En novembre, les prix à la consommation au Japon ont ainsi augmenté de 3% (hors produits frais) sur un an, selon des chiffres publiés vendredi matin, au delà de l’objectif fixé.
Tension sur le marché obligataire
Au-delà de la hausse de taux de vendredi, c’est le discours de M. Ueda, attendu plus tard dans la journée, qui sera scruté.
«Nous ne serions pas surpris si le conseil des gouverneurs adoptait un ton plus affirmé en faveur d’une hausse concernant les perspectives pour l’inflation et les taux d’intérêt», a commenté Abhijit Surya de Capital Economics.
Pour l’heure, la BoJ a simplement noté dans son communiqué qu’elle continuerait à relever ses taux si les perspectives d’activité économique et des prix se maintenaient.
Cette inflexion de politique monétaire a poussé à la hausse les rendements des obligations souveraines nippones à 10 ans, tandis que les taux à 30 ans avaient atteint début décembre un sommet historique.
Les investisseurs anticipent en effet des paiements d’intérêt futurs plus élevés, ce qui rend les obligations existantes à plus faible rendement moins attractives. En conséquence, le prix des obligations japonaises chute, et leur rendement --évoluant en sens inverse-- s’envole.
Le marché obligataire subit aussi les fortes inquiétudes que suscite l’endettement nippon, après le massif plan de relance économique de plus de 100 milliards d’euros annoncé le mois dernier par la Première ministre Sanae Takaichi face à la vie chère.

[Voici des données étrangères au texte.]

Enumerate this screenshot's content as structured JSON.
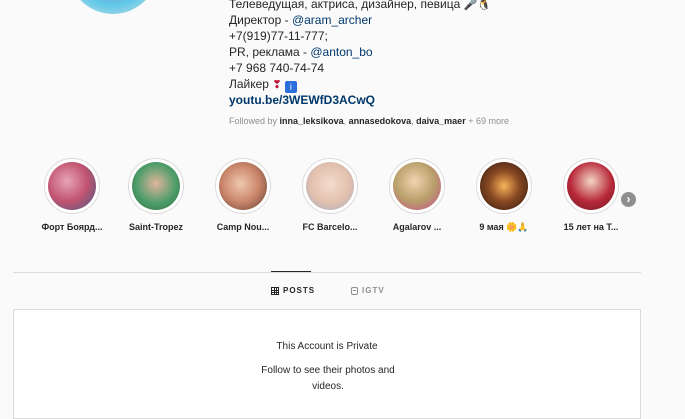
{
  "profile": {
    "bio_lines": [
      {
        "text": "Телеведущая, актриса, дизайнер, певица",
        "emoji": "🎤🐧"
      },
      {
        "prefix": "Директор - ",
        "link": "@aram_archer"
      },
      {
        "text": "+7(919)77-11-777;"
      },
      {
        "prefix": "PR, реклама - ",
        "link": "@anton_bo"
      },
      {
        "text": "+7 968 740-74-74"
      },
      {
        "text": "Лайкер",
        "emoji": "❣",
        "emoji2": "i"
      },
      {
        "site": "youtu.be/3WEWfD3ACwQ"
      }
    ],
    "followed_by": {
      "prefix": "Followed by",
      "users": [
        "inna_leksikova",
        "annasedokova",
        "daiva_maer"
      ],
      "more": "+ 69 more"
    }
  },
  "highlights": [
    {
      "label": "Форт Боярд...",
      "color": "#c2536f"
    },
    {
      "label": "Saint-Tropez",
      "color": "#4f9d6b"
    },
    {
      "label": "Camp Nou...",
      "color": "#c9856a"
    },
    {
      "label": "FC Barcelo...",
      "color": "#e2c0ad"
    },
    {
      "label": "Agalarov ...",
      "color": "#b8a06b"
    },
    {
      "label": "9 мая 🌼🙏",
      "color": "#4a2a1a"
    },
    {
      "label": "15 лет на Т...",
      "color": "#b8283a"
    }
  ],
  "tabs": {
    "posts": "POSTS",
    "igtv": "IGTV"
  },
  "private": {
    "title": "This Account is Private",
    "subtitle": "Follow to see their photos and videos."
  },
  "icons": {
    "next": "chevron-right-icon",
    "posts": "grid-icon",
    "igtv": "igtv-icon"
  }
}
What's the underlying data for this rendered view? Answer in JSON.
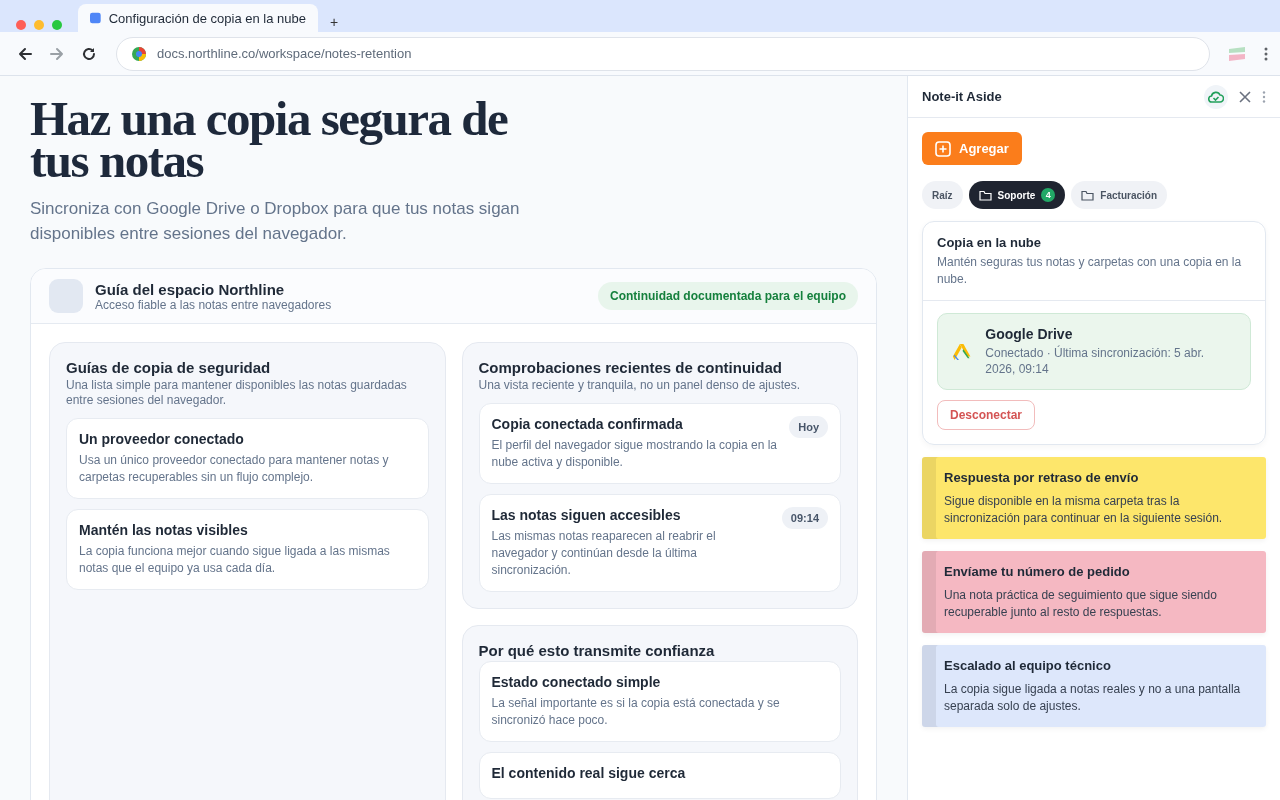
{
  "browser": {
    "tabs": [
      {
        "title": "Configuración de copia en la nube",
        "selected": true
      }
    ],
    "new_tab": "+",
    "nav": [
      {
        "kind": "back",
        "disabled": false
      },
      {
        "kind": "forward",
        "disabled": true
      },
      {
        "kind": "reload",
        "disabled": false
      }
    ],
    "url": "docs.northline.co/workspace/notes-retention"
  },
  "page": {
    "title": "Haz una copia segura de tus notas",
    "subtitle": "Sincroniza con Google Drive o Dropbox para que tus notas sigan disponibles entre sesiones del navegador.",
    "guide": {
      "title": "Guía del espacio Northline",
      "subtitle": "Acceso fiable a las notas entre navegadores",
      "badge": "Continuidad documentada para el equipo",
      "columns": [
        [
          {
            "title": "Guías de copia de seguridad",
            "subtitle": "Una lista simple para mantener disponibles las notas guardadas entre sesiones del navegador.",
            "items": [
              {
                "title": "Un proveedor conectado",
                "text": "Usa un único proveedor conectado para mantener notas y carpetas recuperables sin un flujo complejo."
              },
              {
                "title": "Mantén las notas visibles",
                "text": "La copia funciona mejor cuando sigue ligada a las mismas notas que el equipo ya usa cada día."
              }
            ]
          }
        ],
        [
          {
            "title": "Comprobaciones recientes de continuidad",
            "subtitle": "Una vista reciente y tranquila, no un panel denso de ajustes.",
            "items": [
              {
                "title": "Copia conectada confirmada",
                "text": "El perfil del navegador sigue mostrando la copia en la nube activa y disponible.",
                "tag": "Hoy"
              },
              {
                "title": "Las notas siguen accesibles",
                "text": "Las mismas notas reaparecen al reabrir el navegador y continúan desde la última sincronización.",
                "tag": "09:14"
              }
            ]
          },
          {
            "title": "Por qué esto transmite confianza",
            "items": [
              {
                "title": "Estado conectado simple",
                "text": "La señal importante es si la copia está conectada y se sincronizó hace poco."
              },
              {
                "title": "El contenido real sigue cerca"
              }
            ]
          }
        ]
      ]
    }
  },
  "panel": {
    "title": "Note-it Aside",
    "synced": true,
    "add_button": "Agregar",
    "folders": [
      {
        "kind": "root",
        "label": "Raíz",
        "selected": false
      },
      {
        "kind": "folder",
        "label": "Soporte",
        "count": "4",
        "selected": true
      },
      {
        "kind": "folder",
        "label": "Facturación",
        "selected": false
      }
    ],
    "backup": {
      "title": "Copia en la nube",
      "text": "Mantén seguras tus notas y carpetas con una copia en la nube.",
      "provider": {
        "name": "Google Drive",
        "status": "Conectado · Última sincronización: 5 abr. 2026, 09:14",
        "connected": true
      },
      "disconnect": "Desconectar"
    },
    "notes": [
      {
        "title": "Respuesta por retraso de envío",
        "text": "Sigue disponible en la misma carpeta tras la sincronización para continuar en la siguiente sesión.",
        "color": "#fde66b"
      },
      {
        "title": "Envíame tu número de pedido",
        "text": "Una nota práctica de seguimiento que sigue siendo recuperable junto al resto de respuestas.",
        "color": "#f5b8c2"
      },
      {
        "title": "Escalado al equipo técnico",
        "text": "La copia sigue ligada a notas reales y no a una pantalla separada solo de ajustes.",
        "color": "#dde7fb"
      }
    ]
  }
}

Ces mesures sont financées par un budget supplémentaire, au prix d’un alourdissement de la dette déjà pharaonique du pays, laquelle devrait dépasser 232% du PIB en 2025 selon le Fonds monétaire international.
Mme Takaichi s’est défendue, assurant vouloir mener une politique budgétaire «proactive et responsable». «Mais aucune mesure concrète n’est présentée pour démontrer cette posture +responsable+», juge Takahide Kiuchi, de l’Institut de recherches Nomura.
Incertitude sur la politique future
La devise nippone continuait à reculer après l’annonce de la BoJ, dans le contexte d’incertitude quant aux orientations futures.
Le dollar s’échangeait pour 156,02 yens vers 03H50 GMT, contre 155,68 yens dans la matinée.
Ce seul resserrement «devrait à lui seul avoir un impact limité» sur le yen, sensible avant tout à la politique du gouvernement Takaichi, a estimé Nozomi Moriya de UBS.
Et si un yen faible reste positif pour les actions japonaises, rappelle-t-elle, «il pénalise la demande intérieure, car la hausse des prix à l’importation accroît la charge pesant sur les ménages».
Pour cette raison, les mesures du gouvernement «auront probablement un impact limité sur la croissance» et pourraient doper l’inflation, tandis qu’»une combinaison explosive de rendements obligataires en forte hausse et d’une chute brutale du yen déclencherait une grave perturbation financière», s’alarme Shigeto Nagai, d’Oxford Economics.